After studying with S. P. Staples, Esq., of New Haven, and Hon. E. Stoddard, of Woodstock, he was admitted to the bar in Connecticut in 1826. He then spent a year in the office of Hon. George Tufts, of Dudley, Massachusetts, and in 1827 began the practice of law in Southbridge, where he continued till 1845. In that year, relinquishing his profession, he removed to Lowell, to take charge of one of the large manufacturing establishments of that city, in which employment he continued till 1862, when he resumed the practice of the law in Boston in company with his son, and so continued till his death.

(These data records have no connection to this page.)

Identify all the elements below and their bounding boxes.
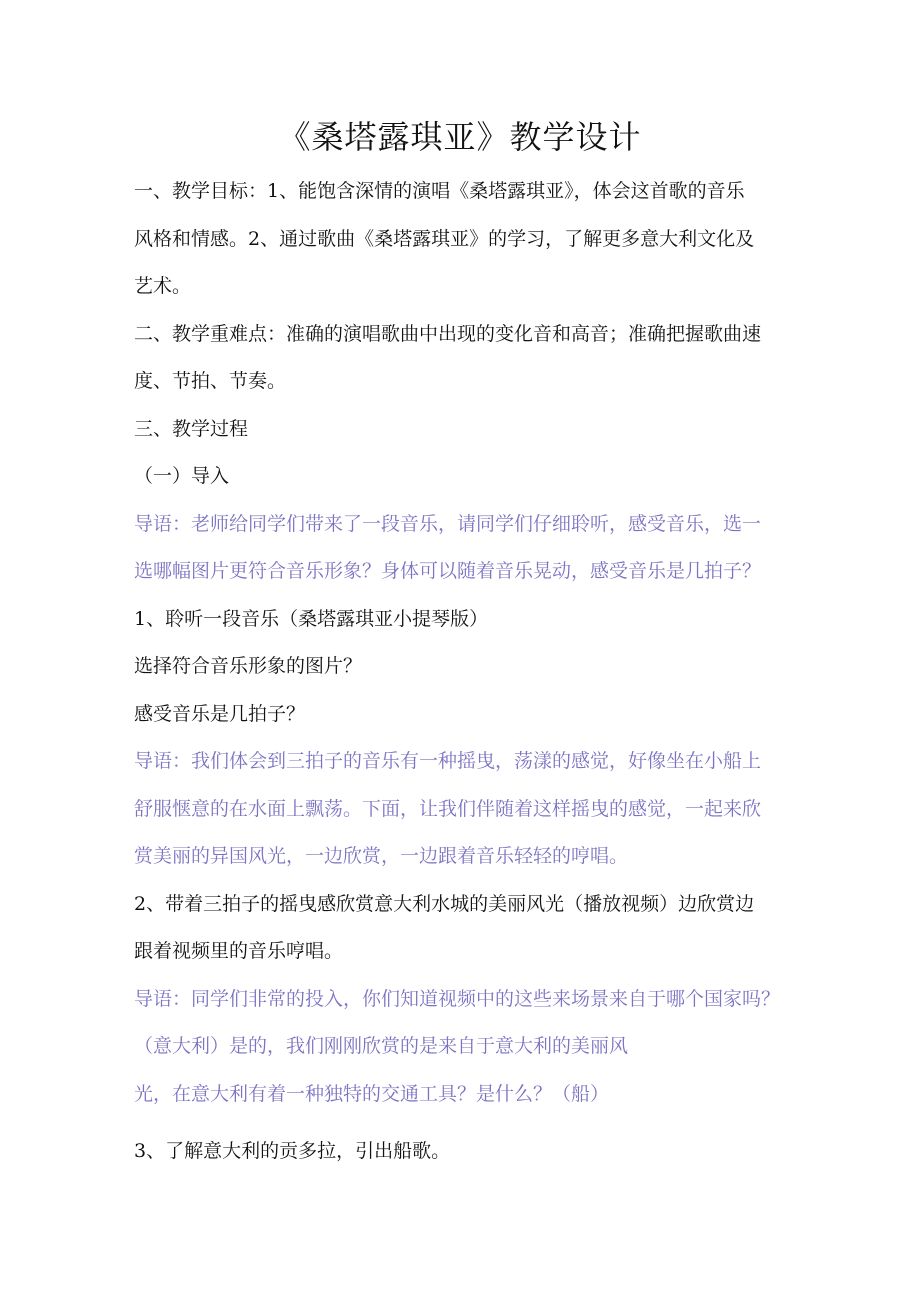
- spacer: [134, 1118, 794, 1128]
- paragraph-line: 1、聆听一段音乐（桑塔露琪亚小提琴版）: [134, 607, 489, 630]
- paragraph-line: 二、教学重难点：准确的演唱歌曲中出现的变化音和高音；准确把握歌曲速: [134, 322, 762, 345]
- paragraph-line: 一、教学目标：1、能饱含深情的演唱《桑塔露琪亚》，体会这首歌的音乐: [134, 180, 745, 202]
- paragraph-line: 艺术。: [134, 275, 192, 297]
- document-body: [134, 168, 794, 1176]
- section-heading: 三、教学过程: [134, 417, 249, 440]
- paragraph-line: 风格和情感。2、通过歌曲《桑塔露琪亚》的学习，了解更多意大利文化及: [134, 227, 755, 250]
- paragraph-line: 2、带着三拍子的摇曳感欣赏意大利水城的美丽风光（播放视频）边欣赏边: [134, 892, 755, 915]
- guide-line: 导语：老师给同学们带来了一段音乐，请同学们仔细聆听，感受音乐，选一: [134, 512, 762, 535]
- guide-line: 导语：我们体会到三拍子的音乐有一种摇曳，荡漾的感觉，好像坐在小船上: [134, 750, 762, 772]
- guide-line: 选哪幅图片更符合音乐形象？身体可以随着音乐晃动，感受音乐是几拍子？: [134, 560, 762, 582]
- paragraph-line: 选择符合音乐形象的图片？: [134, 655, 363, 677]
- guide-line: （意大利）是的，我们刚刚欣赏的是来自于意大利的美丽风: [134, 1035, 629, 1057]
- guide-line: 导语：同学们非常的投入，你们知道视频中的这些来场景来自于哪个国家吗？: [134, 987, 781, 1010]
- paragraph-line: 3、了解意大利的贡多拉，引出船歌。: [134, 1140, 451, 1162]
- page-title: 《桑塔露琪亚》教学设计: [278, 118, 642, 156]
- paragraph-line: 跟着视频里的音乐哼唱。: [134, 940, 344, 962]
- paragraph-line: 度、节拍、节奏。: [134, 370, 287, 392]
- guide-line: 赏美丽的异国风光，一边欣赏，一边跟着音乐轻轻的哼唱。: [134, 845, 629, 867]
- subsection-heading: （一）导入: [134, 465, 230, 487]
- guide-line: 舒服惬意的在水面上飘荡。下面，让我们伴随着这样摇曳的感觉，一起来欣: [134, 797, 762, 820]
- guide-line: 光，在意大利有着一种独特的交通工具？是什么？（船）: [134, 1082, 610, 1105]
- paragraph-line: 感受音乐是几拍子？: [134, 702, 306, 725]
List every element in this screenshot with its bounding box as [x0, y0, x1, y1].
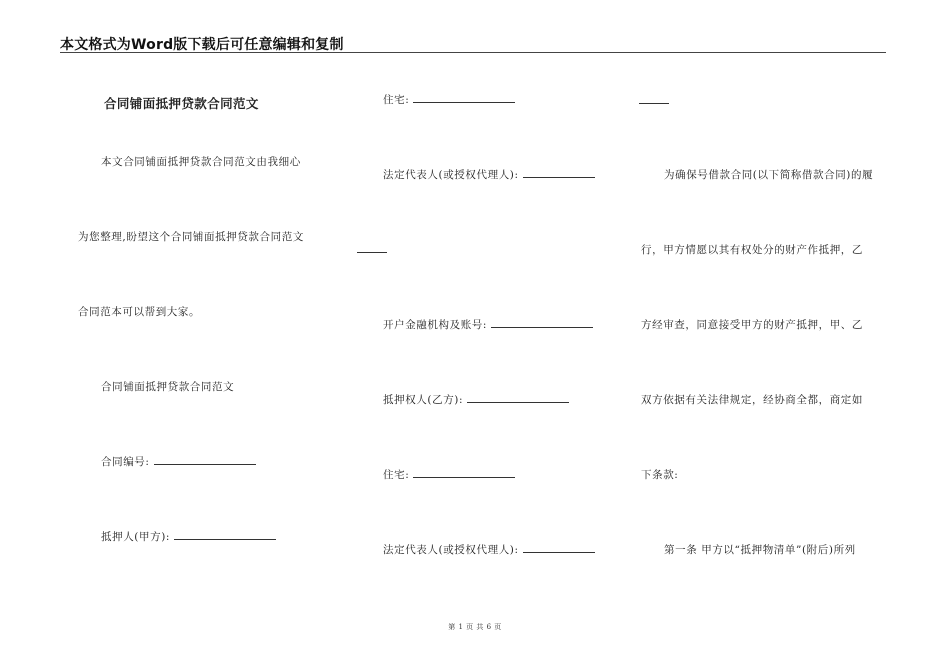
legal-rep-label-1: 法定代表人(或授权代理人):	[383, 169, 519, 181]
contract-number-blank	[154, 464, 256, 465]
bank-account-label: 开户金融机构及账号:	[383, 319, 488, 331]
mortgagor-field	[101, 529, 276, 544]
intro-line-1: 本文合同铺面抵押贷款合同范文由我细心	[101, 156, 301, 168]
clause-line-5: 下条款:	[641, 469, 679, 481]
mortgagee-field	[383, 392, 569, 407]
header-divider	[60, 52, 886, 53]
clause-line-6: 第一条 甲方以“抵押物清单”(附后)所列	[664, 544, 856, 556]
address-label-1: 住宅:	[383, 94, 410, 106]
mortgagee-label: 抵押权人(乙方):	[383, 394, 464, 406]
col3-leading-blank	[639, 103, 669, 104]
legal-rep-blank-2	[523, 552, 595, 553]
clause-line-2: 行，甲方情愿以其有权处分的财产作抵押，乙	[641, 244, 863, 256]
document-header-banner: 本文格式为Word版下载后可任意编辑和复制	[60, 37, 344, 53]
legal-rep-field-2	[383, 542, 595, 557]
contract-number-label: 合同编号:	[101, 456, 150, 468]
intro-line-2: 为您整理,盼望这个合同铺面抵押贷款合同范文	[78, 231, 304, 243]
address-blank-1	[413, 102, 515, 103]
page-number-footer: 第 1 页 共 6 页	[448, 623, 502, 631]
mortgagor-blank	[174, 539, 276, 540]
contract-number-field	[101, 454, 256, 469]
bank-account-blank	[491, 327, 593, 328]
address-label-2: 住宅:	[383, 469, 410, 481]
clause-line-4: 双方依据有关法律规定，经协商全都，商定如	[641, 394, 863, 406]
mortgagor-label: 抵押人(甲方):	[101, 531, 171, 543]
clause-line-3: 方经审查，同意接受甲方的财产抵押，甲、乙	[641, 319, 863, 331]
intro-line-3: 合同范本可以帮到大家。	[78, 306, 201, 318]
legal-rep-label-2: 法定代表人(或授权代理人):	[383, 544, 519, 556]
mortgagee-blank	[467, 402, 569, 403]
legal-rep-blank-1	[523, 177, 595, 178]
bank-account-field	[383, 317, 593, 332]
address-field-2	[383, 467, 515, 482]
address-blank-2	[413, 477, 515, 478]
document-title: 合同铺面抵押贷款合同范文	[104, 96, 259, 111]
address-field-1	[383, 92, 515, 107]
section-subtitle: 合同铺面抵押贷款合同范文	[101, 381, 235, 393]
continuation-blank	[357, 252, 387, 253]
clause-line-1: 为确保号借款合同(以下简称借款合同)的履	[664, 169, 874, 181]
legal-rep-field-1	[383, 167, 595, 182]
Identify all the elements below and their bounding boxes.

In 1835 he was chosen a member of the Massachusetts Senate, and continued in that body for five years. As chairman of the Rail Road Committee during that time, he had a large share in shaping the railroad charters and policy of Massachusetts. He was for many years a member of the Prudential Committee of the American Board of Commissioners for Foreign Missions, and of the Boards of Trustees of Amherst College, Andover Theological Seminary, and Phillips' Academy at Andover to these and kindred institutions he devoted a large share of his time.

Child was married, in 1829, to Berinthia, daughter of Oliver Mason, Esq, of Southbridge, and by her had two daughters and one son.

He died in Hingham, Massachusetts, his summer residence, suddenly, of congestion, on August 26, 1870, in his 69th year.